Kicker on a planeswalker? You betcha!

Jace, Mirror Mage, illustrated by David Rapoza

Courtesy of Wizards of the Coast (WotC) and Jimmy Wong, check out the newest version of Jace from Zendikar Rising — Jace, Mirror Mage!

Jace, Mirror Mage stands out for two reasons: it only costs three mana and it has kicker, a first for planeswalkers.

Kicker 2

When Jace, Mirror Mage enters the battlefield, if Jace was kicked, create a token that’s a copy of Jace, Mirror Mage, except it’s not legendary and its starting loyalty is 1.

Growing off previous design iterations on planeswalkers, Jace, Mirror Mage has a kicker cost that allows the owner to make an additional copy of it calling back to Jace, Cunning Castaway from Ixalan. The first line of text not only breaks new ground for planeswalkers, but informs us that kicker is a returning mechanic in Zendikar Rising, making its return since last showing up in Dominaria.

Specifically for Jace, Mirror Mage, kicker gives its owner an option between a three-mana planeswalker or two planeswalkers for five mana. The flexibility offers powerful plays early or late and the loyalty abilities work well on a single Jace but get even more powerful when working together with an additional copy.

+1: Scry 2.

While scrying usually doesn’t cut it on its own as enough value for a card to be played in constructed, the +1 ability can put the three-mana planeswalker on five loyalty. The real power comes from having two copies of Jace that allow you to scy up to four and have two planeswalkers with seven loyalty combined or when combining Jace’s 0 ability with a scry from the other.

0: Draw a card and reveal it. Remove a number of loyalty counters equal to that card’s converted mana cost from Jace, Mirror Mage.

Even for three mana you immediately get to draw a card and have a good chance of Jace sticking around. Once you get two copies of Jace going, the options become plentiful. You can scry to set up a cheap draw from the other or you can dig for action with the original Jace and use the copied Jace to draw an expensive spell, losing the copy but still having a planeswalker with a bunch of loyalty on the battlefield.

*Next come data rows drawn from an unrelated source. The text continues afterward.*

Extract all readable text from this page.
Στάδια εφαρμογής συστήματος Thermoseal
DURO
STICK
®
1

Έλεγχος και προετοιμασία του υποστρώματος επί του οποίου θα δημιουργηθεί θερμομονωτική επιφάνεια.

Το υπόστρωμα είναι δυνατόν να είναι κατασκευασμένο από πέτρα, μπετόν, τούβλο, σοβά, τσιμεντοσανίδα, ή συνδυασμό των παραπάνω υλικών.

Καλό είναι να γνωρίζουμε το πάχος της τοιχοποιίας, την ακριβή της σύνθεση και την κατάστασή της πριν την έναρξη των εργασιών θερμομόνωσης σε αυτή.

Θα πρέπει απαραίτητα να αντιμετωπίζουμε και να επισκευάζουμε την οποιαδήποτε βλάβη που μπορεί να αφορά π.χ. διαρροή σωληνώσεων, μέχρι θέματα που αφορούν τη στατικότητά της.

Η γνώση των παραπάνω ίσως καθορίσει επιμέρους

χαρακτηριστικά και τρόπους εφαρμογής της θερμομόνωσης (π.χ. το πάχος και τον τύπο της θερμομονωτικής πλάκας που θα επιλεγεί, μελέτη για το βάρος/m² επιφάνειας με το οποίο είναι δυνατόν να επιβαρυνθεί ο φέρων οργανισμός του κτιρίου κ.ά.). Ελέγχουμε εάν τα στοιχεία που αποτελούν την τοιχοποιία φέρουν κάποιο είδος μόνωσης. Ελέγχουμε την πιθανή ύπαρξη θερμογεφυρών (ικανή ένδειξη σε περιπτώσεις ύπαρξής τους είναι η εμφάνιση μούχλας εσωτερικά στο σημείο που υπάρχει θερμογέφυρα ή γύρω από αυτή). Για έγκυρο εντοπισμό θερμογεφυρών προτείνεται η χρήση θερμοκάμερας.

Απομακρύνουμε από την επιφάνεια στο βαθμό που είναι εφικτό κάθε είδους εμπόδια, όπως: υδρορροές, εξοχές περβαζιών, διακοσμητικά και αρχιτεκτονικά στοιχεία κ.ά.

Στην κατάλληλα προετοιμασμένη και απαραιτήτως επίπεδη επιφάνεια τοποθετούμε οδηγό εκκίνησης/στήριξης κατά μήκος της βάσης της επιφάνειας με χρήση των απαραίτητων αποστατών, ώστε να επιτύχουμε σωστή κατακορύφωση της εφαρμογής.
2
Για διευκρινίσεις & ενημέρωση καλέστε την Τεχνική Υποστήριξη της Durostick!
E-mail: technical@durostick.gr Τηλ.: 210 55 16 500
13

There’s a ton going on with Jace, Mirror Mage and that is contained within just the card itself. The possibilities spiral once you start building around Jace and maximize his abilities. Whether a deck is built around an older format like Modern and Legacy and contains mostly one or two-mana spells to generate the most draws and durability or its used in Standard or Commander and engineered toward finding late-game bombs, Jace, Mirror Mage has plenty of potential.

While every three-mana planeswalker hasn’t dominated Standard, enough of them have to make Jace, Mirror Mage a must-watch in the future of Magic.